En el año 317, Constantino nombró a Elena “Augusta”, madre Emperatriz. Elena decidió peregrinar a los lugares santos. Al llegar a Jerusalén, destruyó el Templo de Venus que Adriano había construido en el Calvario. Durante la excavación, se descubrieron muchas cruces, una de las cuales fue identificada milagrosamente como la Cruz del Salvador. La madre del emperador colocó las primeras piedras de las basílicas deseadas por Constantino: la Iglesia del Calvario y el Santo Sepulcro, la Iglesia de la Ascensión en el Monte de los Olivos, la Iglesia de la Gruta de Belén.

Elena murió en Constantinopla, junto a su hijo. Su cuerpo fue llevado a Roma. Constantino decidió transformar su residencia en una iglesia, la Basílica de Santa Cruz en Jerusalén. Hacia el año 840, un monje llamado Theutgise robó una parte de los restos de la santa y los llevó a la Abadía Benedictina de Hautvillers, donde fueron colocados en un relicario detrás del altar. Concedidas las oraciones del Arzobispo de Reims, el Papa aprobó su traslado. Rica en numerosas reliquias, la Abadía ha honrado a Santa Elena a lo largo de los siglos. 

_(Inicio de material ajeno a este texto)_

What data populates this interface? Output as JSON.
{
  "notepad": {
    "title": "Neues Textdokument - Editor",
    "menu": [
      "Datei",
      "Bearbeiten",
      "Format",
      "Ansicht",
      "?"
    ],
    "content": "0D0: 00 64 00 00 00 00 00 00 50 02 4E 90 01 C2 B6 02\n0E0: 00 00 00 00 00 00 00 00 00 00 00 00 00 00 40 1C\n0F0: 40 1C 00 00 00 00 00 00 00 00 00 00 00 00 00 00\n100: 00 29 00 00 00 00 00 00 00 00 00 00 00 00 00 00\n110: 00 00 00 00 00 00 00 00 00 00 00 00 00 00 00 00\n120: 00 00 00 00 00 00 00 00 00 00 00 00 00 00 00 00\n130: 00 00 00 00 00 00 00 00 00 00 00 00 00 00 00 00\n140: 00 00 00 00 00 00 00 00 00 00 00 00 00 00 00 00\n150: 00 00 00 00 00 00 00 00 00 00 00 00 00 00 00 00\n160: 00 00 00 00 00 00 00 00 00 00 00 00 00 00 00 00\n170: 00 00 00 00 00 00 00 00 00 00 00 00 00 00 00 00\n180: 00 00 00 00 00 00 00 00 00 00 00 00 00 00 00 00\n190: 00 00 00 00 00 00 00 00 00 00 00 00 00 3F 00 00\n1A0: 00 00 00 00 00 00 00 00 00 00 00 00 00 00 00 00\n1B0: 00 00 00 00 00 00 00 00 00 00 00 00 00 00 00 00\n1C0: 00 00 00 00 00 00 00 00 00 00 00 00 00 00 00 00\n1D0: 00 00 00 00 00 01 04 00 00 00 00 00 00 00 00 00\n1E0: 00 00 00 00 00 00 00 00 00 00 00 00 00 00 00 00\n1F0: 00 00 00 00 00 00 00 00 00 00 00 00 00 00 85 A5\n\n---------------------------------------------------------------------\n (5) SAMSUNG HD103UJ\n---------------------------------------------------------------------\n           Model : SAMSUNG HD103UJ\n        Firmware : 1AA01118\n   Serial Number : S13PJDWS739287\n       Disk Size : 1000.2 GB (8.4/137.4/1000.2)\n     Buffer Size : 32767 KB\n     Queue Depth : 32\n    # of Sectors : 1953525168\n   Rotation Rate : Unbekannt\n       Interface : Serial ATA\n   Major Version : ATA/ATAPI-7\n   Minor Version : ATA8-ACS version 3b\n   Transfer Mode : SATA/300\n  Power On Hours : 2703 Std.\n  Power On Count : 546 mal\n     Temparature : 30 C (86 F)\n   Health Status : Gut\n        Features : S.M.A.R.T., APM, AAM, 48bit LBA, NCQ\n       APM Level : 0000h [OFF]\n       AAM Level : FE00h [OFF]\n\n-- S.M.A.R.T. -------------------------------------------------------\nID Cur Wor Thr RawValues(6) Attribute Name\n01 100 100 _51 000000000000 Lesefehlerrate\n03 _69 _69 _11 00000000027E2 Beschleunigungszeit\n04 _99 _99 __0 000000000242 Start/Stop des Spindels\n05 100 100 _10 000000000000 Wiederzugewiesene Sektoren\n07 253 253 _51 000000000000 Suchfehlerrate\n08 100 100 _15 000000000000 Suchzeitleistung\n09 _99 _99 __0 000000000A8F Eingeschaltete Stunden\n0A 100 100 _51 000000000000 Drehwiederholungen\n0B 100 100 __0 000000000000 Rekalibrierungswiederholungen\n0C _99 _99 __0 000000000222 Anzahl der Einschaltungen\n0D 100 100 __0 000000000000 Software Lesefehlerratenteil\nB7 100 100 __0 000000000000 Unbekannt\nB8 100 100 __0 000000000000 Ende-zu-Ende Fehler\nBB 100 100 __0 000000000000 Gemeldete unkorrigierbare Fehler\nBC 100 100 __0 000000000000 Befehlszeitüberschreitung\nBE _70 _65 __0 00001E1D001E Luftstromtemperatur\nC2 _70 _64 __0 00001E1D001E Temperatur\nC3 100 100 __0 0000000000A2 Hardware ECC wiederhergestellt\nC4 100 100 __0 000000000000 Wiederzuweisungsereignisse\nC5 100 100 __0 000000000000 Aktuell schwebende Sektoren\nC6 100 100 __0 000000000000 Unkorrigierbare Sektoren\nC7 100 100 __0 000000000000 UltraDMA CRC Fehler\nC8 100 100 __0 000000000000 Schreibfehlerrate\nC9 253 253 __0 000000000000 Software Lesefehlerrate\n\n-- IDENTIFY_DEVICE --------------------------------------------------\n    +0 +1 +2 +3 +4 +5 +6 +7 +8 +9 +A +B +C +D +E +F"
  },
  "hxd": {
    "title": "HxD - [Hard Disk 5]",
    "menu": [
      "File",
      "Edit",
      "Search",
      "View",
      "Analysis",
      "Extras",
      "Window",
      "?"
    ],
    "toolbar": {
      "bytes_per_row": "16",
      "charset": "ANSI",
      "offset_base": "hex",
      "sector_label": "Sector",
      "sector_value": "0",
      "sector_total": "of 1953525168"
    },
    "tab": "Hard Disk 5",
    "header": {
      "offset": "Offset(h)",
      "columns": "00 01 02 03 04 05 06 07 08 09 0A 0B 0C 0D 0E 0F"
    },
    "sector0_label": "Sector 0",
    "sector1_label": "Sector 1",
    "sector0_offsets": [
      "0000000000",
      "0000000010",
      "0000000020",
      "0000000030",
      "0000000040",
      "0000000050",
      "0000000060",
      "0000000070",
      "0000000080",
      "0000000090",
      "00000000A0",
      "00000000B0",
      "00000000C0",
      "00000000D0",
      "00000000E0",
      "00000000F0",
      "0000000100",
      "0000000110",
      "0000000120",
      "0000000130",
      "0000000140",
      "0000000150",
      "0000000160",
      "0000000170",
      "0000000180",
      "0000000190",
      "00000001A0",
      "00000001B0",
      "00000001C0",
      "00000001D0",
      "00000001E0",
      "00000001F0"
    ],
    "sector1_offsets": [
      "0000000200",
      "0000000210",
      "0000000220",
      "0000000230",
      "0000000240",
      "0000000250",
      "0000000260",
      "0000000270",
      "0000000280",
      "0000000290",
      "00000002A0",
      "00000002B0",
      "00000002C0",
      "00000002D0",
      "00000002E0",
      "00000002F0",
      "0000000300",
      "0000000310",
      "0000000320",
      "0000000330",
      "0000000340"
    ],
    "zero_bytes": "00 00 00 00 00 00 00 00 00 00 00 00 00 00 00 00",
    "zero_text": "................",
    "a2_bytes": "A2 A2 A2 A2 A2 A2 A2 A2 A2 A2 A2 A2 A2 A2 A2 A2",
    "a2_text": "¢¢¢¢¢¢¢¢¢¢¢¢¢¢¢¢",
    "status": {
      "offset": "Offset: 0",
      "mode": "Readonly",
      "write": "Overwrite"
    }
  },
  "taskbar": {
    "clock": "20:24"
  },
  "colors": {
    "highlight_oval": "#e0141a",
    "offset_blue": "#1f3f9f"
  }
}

En el aniversario de su muerte, el 18 de agosto, y en la fiesta de la Santa Cruz, se celebra un solemne oficio de la santa, seguido de una procesión donde, con gran fervor, muchos peregrinos imploran la intercesión de Santa Elena para recibir sanación. Durante la Revolución Francesa, Dom Jean-Baptiste Grossard salvó las reliquias de Santa Elena, que en 1820 fueron colocadas en la iglesia de Saint-Leu-Saint-Gilles en París, la Iglesia Capitular de la Orden del Santo Sepulcro en Francia. Hoy son objeto de culto ecuménico para los fieles católicos y ortodoxos que vienen en peregrinación para invocar a quien tanto amó la Tierra Santa.